Rhapsody in Flames (The Vane Dossier #1) by Ryann Fletcher

Rhapsody in Flames (The Vane Dossier #1) by Ryann Fletcher

Author:Ryann Fletcher [Fletcher, Ryann]
Language: eng
Format: epub
Tags: Mystery, Suspense
Google: OVQO0AEACAAJ
Goodreads: 193260842
Publisher: RF
Published: 2023-07-30T04:00:00+00:00


Chapter Twenty-Four

Virginia downed her fifth cup of coffee, her eyes dry and begging for sleep. But it was barely dawn, and the kid was still asleep on the sofa, curled up tight beneath almost every blanket in the apartment. Virginia couldn’t let her slip through her fingers, not when they could take Fiske out once and for all if they played their cards right.

She held her hands around the green ceramic mug, grateful for the heat that radiated through it, staving off the midwinter chill that crept beneath the windowsills like an invisible, suffocating fog. She pulled her sweater tighter around herself, and huddled over the coffee. The combination of the unexpected late night and the smell of the bitter grounds pulled her back to her VCPD days, when sleep was infrequent and rarely restful.

Her relationship with sleep had changed much in the intervening fifteen years.
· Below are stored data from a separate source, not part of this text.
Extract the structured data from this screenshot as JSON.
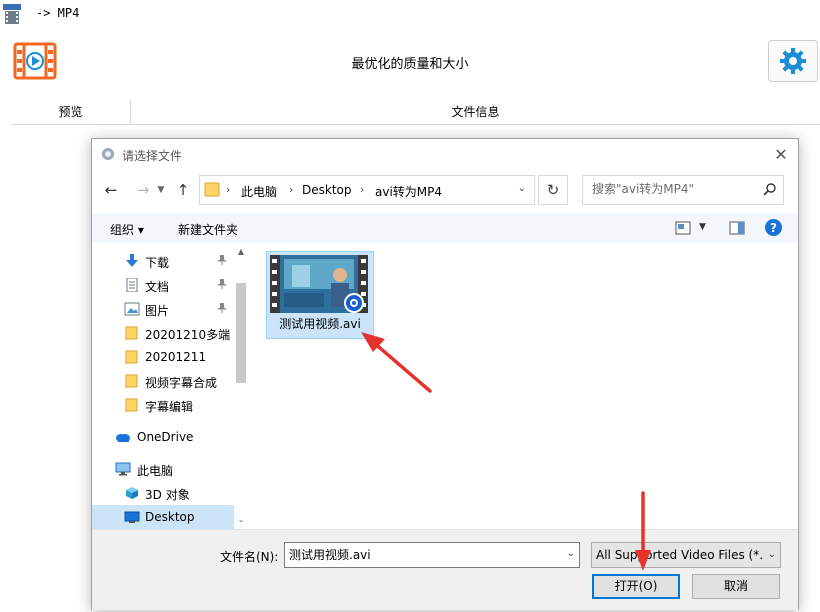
{
  "app": {
    "title": "-> MP4",
    "header_title": "最优化的质量和大小",
    "columns": [
      "预览",
      "文件信息"
    ],
    "icons": {
      "app": "app-film-icon",
      "logo": "video-logo-icon",
      "settings": "gear-icon"
    },
    "accent_color": "#f26722",
    "gear_color": "#1a8fd9"
  },
  "dialog": {
    "title": "请选择文件",
    "address": {
      "segments": [
        "此电脑",
        "Desktop",
        "avi转为MP4"
      ]
    },
    "search": {
      "placeholder": "搜索\"avi转为MP4\""
    },
    "toolbar": {
      "organize": "组织 ▾",
      "new_folder": "新建文件夹"
    },
    "nav_items": [
      {
        "label": "下载",
        "icon": "download-arrow-icon",
        "pinned": true
      },
      {
        "label": "文档",
        "icon": "document-icon",
        "pinned": true
      },
      {
        "label": "图片",
        "icon": "picture-icon",
        "pinned": true
      },
      {
        "label": "20201210多端",
        "icon": "folder-icon",
        "pinned": false
      },
      {
        "label": "20201211",
        "icon": "folder-icon",
        "pinned": false
      },
      {
        "label": "视频字幕合成",
        "icon": "folder-icon",
        "pinned": false
      },
      {
        "label": "字幕编辑",
        "icon": "folder-icon",
        "pinned": false
      },
      {
        "label": "OneDrive",
        "icon": "cloud-icon",
        "pinned": false
      },
      {
        "label": "此电脑",
        "icon": "monitor-icon",
        "pinned": false
      },
      {
        "label": "3D 对象",
        "icon": "cube-3d-icon",
        "pinned": false
      },
      {
        "label": "Desktop",
        "icon": "desktop-icon",
        "pinned": false,
        "selected": true
      }
    ],
    "files": [
      {
        "name": "测试用视频.avi",
        "icon": "video-thumbnail-icon"
      }
    ],
    "filename_label": "文件名(N):",
    "filename_value": "测试用视频.avi",
    "filetype": "All Supported Video Files (*.",
    "open_button": "打开(O)",
    "cancel_button": "取消",
    "selection_color": "#cce4f7"
  },
  "annotations": {
    "arrow_color": "#e5322d"
  }
}
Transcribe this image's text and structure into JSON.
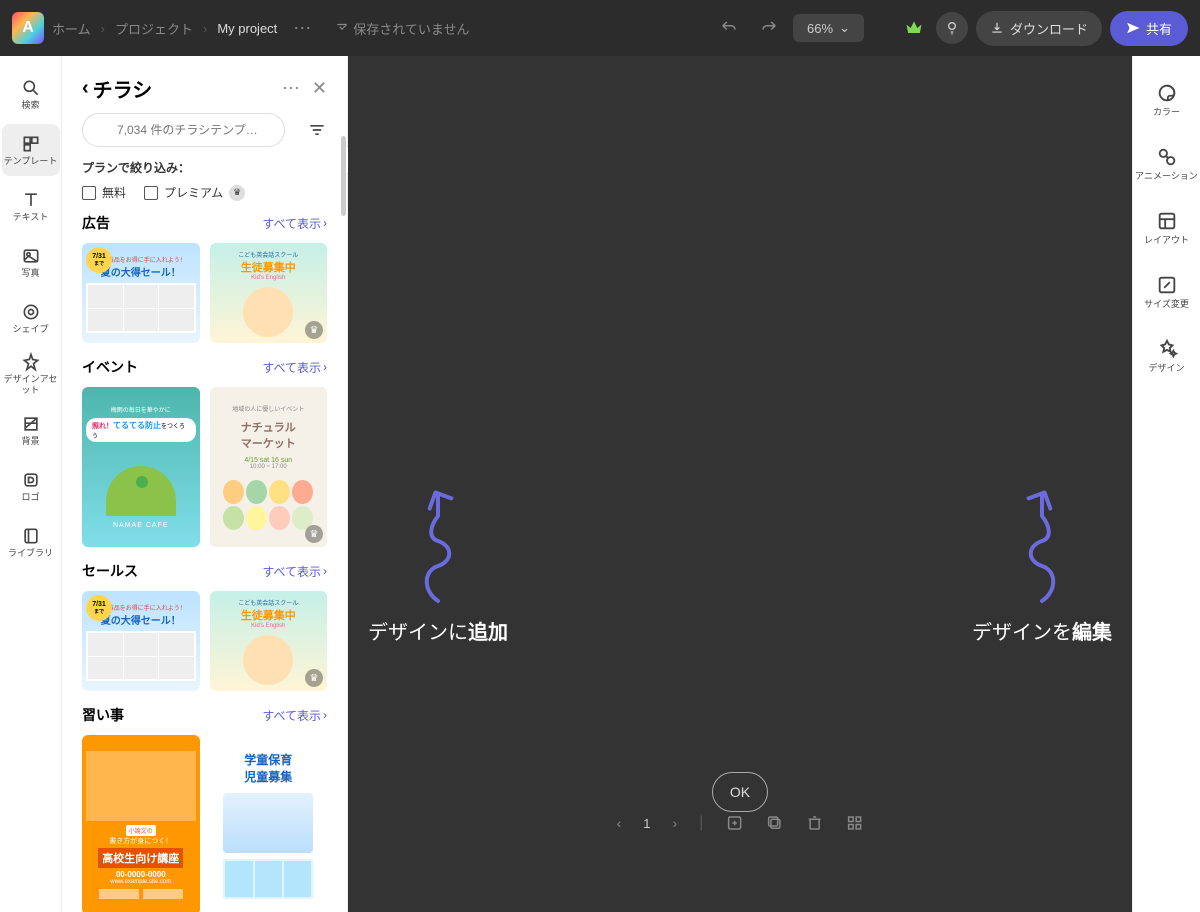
{
  "topbar": {
    "breadcrumb": {
      "home": "ホーム",
      "projects": "プロジェクト",
      "current": "My project"
    },
    "save_status": "保存されていません",
    "zoom": "66%",
    "download": "ダウンロード",
    "share": "共有"
  },
  "leftbar": {
    "items": [
      {
        "label": "検索",
        "icon": "search"
      },
      {
        "label": "テンプレート",
        "icon": "template",
        "active": true
      },
      {
        "label": "テキスト",
        "icon": "text"
      },
      {
        "label": "写真",
        "icon": "photo"
      },
      {
        "label": "シェイプ",
        "icon": "shape"
      },
      {
        "label": "デザインアセット",
        "icon": "asset"
      },
      {
        "label": "背景",
        "icon": "background"
      },
      {
        "label": "ロゴ",
        "icon": "logo"
      },
      {
        "label": "ライブラリ",
        "icon": "library"
      }
    ]
  },
  "panel": {
    "title": "チラシ",
    "search_placeholder": "7,034 件のチラシテンプ…",
    "filter_title": "プランで絞り込み：",
    "filter_free": "無料",
    "filter_premium": "プレミアム",
    "sections": [
      {
        "title": "広告",
        "more": "すべて表示"
      },
      {
        "title": "イベント",
        "more": "すべて表示"
      },
      {
        "title": "セールス",
        "more": "すべて表示"
      },
      {
        "title": "習い事",
        "more": "すべて表示"
      }
    ]
  },
  "canvas": {
    "callout_left_a": "デザインに",
    "callout_left_b": "追加",
    "callout_right_a": "デザインを",
    "callout_right_b": "編集",
    "ok": "OK",
    "page_num": "1"
  },
  "rightbar": {
    "items": [
      {
        "label": "カラー"
      },
      {
        "label": "アニメーション"
      },
      {
        "label": "レイアウト"
      },
      {
        "label": "サイズ変更"
      },
      {
        "label": "デザイン"
      }
    ]
  },
  "thumb_text": {
    "sale_date": "7/31",
    "sale_sub": "まで",
    "sale_line1": "家電製品をお得に手に入れよう！",
    "sale_line2": "夏の大得セール！",
    "kids_line1": "こども英会話スクール",
    "kids_line2": "生徒募集中",
    "kids_line3": "Kid's English",
    "teru_line1": "梅雨の毎日を華やかに",
    "teru_line2": "照れ！",
    "teru_line3": "てるてる防止",
    "teru_line4": "をつくろう",
    "teru_cafe": "NAMAE CAFE",
    "natural_line1": "地域の人に優しいイベント",
    "natural_line2": "ナチュラル",
    "natural_line3": "マーケット",
    "natural_date": "4/15 sat 16 sun",
    "natural_time": "10:00 ~ 17:00",
    "hs_line1": "小論文の",
    "hs_line2": "書き方が身につく！",
    "hs_line3": "高校生向け講座",
    "hs_tel": "00-0000-0000",
    "hs_url": "www.example.site.com",
    "child_line1": "学童保育",
    "child_line2": "児童募集"
  }
}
A notoriously early riser who stayed up far too late, she rarely got more than half a night’s sleep, even when her caseload was thin.

Her fingers traced over each page of Ursa’s file once again, desperate for a clue to jump out at her. None did. Ursa had disappeared without a trace, and it was driving Virginia senseless. There was always a thread, some crumbs to follow, but there were no bank accounts drained, no signs of a struggle, no witnesses reporting they’d been seen somewhere downstate starting a new life with a new name.

She envied people who could do that. She’d wanted to, after being removed from the force. After Arthur left, there was nothing and no one. Still, she’d stayed, despite the fact that no one would have blamed her if she had left. Maybe a fresh start would have changed things. Maybe it would have spelled out a better future somewhere else, where she wasn’t just a disgraced private eye, where she was respected, where she was unknown and free from obligation and expectation alike.

Or maybe that fresh start would have landed her in an early grave. There was no way to tell which way the paths would have turned, which life would have led her to the purest conclusion. All she had was all she had done, and lingering on what-ifs never did any good for anyone, least of all her.

Virginia let out an exasperated sigh loud enough that Jolie stirred, turning over on the sofa. The young woman shivered once, and then twice. Delicately, but with irritation, Virginia pulled a blanket from her own bed, laying it over Jolie to keep her warm.

It was months away, but Virginia was already looking forward to the gentle, almost imperceptible shift towards spring, when the mornings were still cold and crisp, frost laid itself delicately against the windows in its ostentatious fractal patterns, and geese flew overhead, returning from their sabbatical, but before the stickiness of summer let itself be known. Heat pressed like death. Cold pulled like the temptation of sleep to the drowning.

It was six-thirty in the morning when Jolie sat up, her chest heaving.